Moreover, Japan and the U.S. are the top two contributors to the Global Climate Fund—for a combined 45% of the approximately $10 billion fund—which provides climate assistance funding to developing countries. The two nations are sending experts to developing countries to evaluate climate projects’ technological feasibility and to help them get underway.
Japan by the Numbers26%
Japan’s commitment to reduce greenhouse gases by 203035%
Japan’s projected improvement in energy efficiency by 2030$16 billion
Japan’s pledged financial assistance on climate initiatives in developing countries
Source: Japanese Ministry of Foreign Affairs
Private sector innovations from both countries have also contributed to addressing climate change by providing new technologies and services, from renewable power production to the hybrid fuel-efficient cars on streets around the world.
Nissan, Panasonic, Hitachi, and the other Japanese organizations
highlighted later in this report have developed green technologies with the potential to change the way people live their lives.
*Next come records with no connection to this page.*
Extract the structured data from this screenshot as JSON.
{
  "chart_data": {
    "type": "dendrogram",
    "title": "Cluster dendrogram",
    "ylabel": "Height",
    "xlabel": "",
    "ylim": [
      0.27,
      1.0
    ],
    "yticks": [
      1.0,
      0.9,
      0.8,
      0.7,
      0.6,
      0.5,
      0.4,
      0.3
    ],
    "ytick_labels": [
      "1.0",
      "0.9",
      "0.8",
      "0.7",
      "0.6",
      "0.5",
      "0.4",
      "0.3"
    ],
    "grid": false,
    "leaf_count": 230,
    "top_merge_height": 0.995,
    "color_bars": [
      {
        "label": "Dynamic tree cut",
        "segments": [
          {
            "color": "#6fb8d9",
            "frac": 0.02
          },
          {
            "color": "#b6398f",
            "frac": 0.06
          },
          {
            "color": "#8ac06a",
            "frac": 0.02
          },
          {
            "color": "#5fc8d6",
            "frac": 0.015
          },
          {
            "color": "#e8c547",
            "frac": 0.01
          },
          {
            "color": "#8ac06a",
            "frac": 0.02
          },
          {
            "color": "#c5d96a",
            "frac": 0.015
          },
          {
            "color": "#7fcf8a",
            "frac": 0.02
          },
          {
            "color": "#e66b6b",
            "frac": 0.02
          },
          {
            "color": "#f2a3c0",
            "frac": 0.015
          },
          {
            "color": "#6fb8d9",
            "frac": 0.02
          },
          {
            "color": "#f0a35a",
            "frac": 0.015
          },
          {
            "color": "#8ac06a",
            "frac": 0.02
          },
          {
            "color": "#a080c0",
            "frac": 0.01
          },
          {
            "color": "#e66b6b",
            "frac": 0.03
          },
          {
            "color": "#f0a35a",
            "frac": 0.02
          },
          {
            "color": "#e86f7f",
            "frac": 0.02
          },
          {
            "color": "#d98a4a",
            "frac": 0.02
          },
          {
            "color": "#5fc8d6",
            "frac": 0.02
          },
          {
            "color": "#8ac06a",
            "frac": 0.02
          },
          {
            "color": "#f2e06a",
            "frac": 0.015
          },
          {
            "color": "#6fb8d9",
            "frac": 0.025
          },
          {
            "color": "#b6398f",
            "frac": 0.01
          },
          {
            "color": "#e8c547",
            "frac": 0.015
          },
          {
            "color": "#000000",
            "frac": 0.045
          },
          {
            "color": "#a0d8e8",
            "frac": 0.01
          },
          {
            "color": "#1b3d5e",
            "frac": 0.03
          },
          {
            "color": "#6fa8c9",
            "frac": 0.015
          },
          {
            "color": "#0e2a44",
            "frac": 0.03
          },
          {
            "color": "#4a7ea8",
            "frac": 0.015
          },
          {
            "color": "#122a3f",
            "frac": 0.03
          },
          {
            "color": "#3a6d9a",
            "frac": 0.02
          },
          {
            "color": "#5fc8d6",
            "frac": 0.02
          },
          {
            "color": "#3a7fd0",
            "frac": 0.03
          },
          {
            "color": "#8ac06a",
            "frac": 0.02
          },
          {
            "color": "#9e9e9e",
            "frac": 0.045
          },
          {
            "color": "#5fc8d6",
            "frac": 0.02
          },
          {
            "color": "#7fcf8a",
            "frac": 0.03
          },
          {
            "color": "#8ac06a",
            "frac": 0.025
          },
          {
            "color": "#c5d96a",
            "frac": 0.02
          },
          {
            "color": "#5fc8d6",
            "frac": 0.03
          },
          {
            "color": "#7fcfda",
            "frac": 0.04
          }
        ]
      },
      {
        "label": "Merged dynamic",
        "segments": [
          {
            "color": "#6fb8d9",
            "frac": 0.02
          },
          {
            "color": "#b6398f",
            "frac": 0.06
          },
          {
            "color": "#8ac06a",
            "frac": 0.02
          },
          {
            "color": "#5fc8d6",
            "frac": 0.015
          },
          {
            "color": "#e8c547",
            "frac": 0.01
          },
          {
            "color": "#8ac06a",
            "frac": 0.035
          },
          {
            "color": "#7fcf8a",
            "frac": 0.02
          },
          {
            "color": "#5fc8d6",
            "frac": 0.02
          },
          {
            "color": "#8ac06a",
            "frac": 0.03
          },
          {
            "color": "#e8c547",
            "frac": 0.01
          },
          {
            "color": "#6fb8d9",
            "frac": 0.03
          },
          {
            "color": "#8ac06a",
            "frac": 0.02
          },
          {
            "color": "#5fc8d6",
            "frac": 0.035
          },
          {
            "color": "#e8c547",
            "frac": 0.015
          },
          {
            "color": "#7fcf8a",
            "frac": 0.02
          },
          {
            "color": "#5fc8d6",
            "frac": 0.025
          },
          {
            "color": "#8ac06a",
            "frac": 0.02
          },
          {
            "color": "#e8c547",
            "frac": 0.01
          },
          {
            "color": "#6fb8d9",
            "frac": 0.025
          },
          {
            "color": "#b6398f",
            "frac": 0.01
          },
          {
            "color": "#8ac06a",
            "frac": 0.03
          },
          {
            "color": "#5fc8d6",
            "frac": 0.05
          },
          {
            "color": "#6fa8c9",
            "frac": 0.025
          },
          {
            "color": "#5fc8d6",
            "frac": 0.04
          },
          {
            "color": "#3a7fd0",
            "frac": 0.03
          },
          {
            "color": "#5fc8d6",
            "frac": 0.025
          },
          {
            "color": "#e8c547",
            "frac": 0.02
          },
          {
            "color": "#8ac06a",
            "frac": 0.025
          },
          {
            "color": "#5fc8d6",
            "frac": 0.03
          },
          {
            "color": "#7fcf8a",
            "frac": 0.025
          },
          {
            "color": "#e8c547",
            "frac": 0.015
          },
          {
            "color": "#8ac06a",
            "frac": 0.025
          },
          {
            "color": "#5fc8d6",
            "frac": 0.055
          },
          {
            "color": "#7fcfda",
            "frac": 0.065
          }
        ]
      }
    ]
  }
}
Toyota, which has emphasized green development for more than 20 years, has set a goal of not only zero emissions, but also having a “net positive impact” on the environment by 2050.
As addressing climate change is increasingly urgent, citizens at all levels will need to take more action in their own lives. That’s why Japan keeps the heat on its workers during the summer by insisting they keep office temperatures at 82 degrees Fahrenheit (28 degrees Celsius) as part of the Cool Biz initiative and encourages other countries to adopt similar measures. So if you find yourself in Japan next summer and are surprised by how far its workers have taken informal dress, just remember that going casual means going green.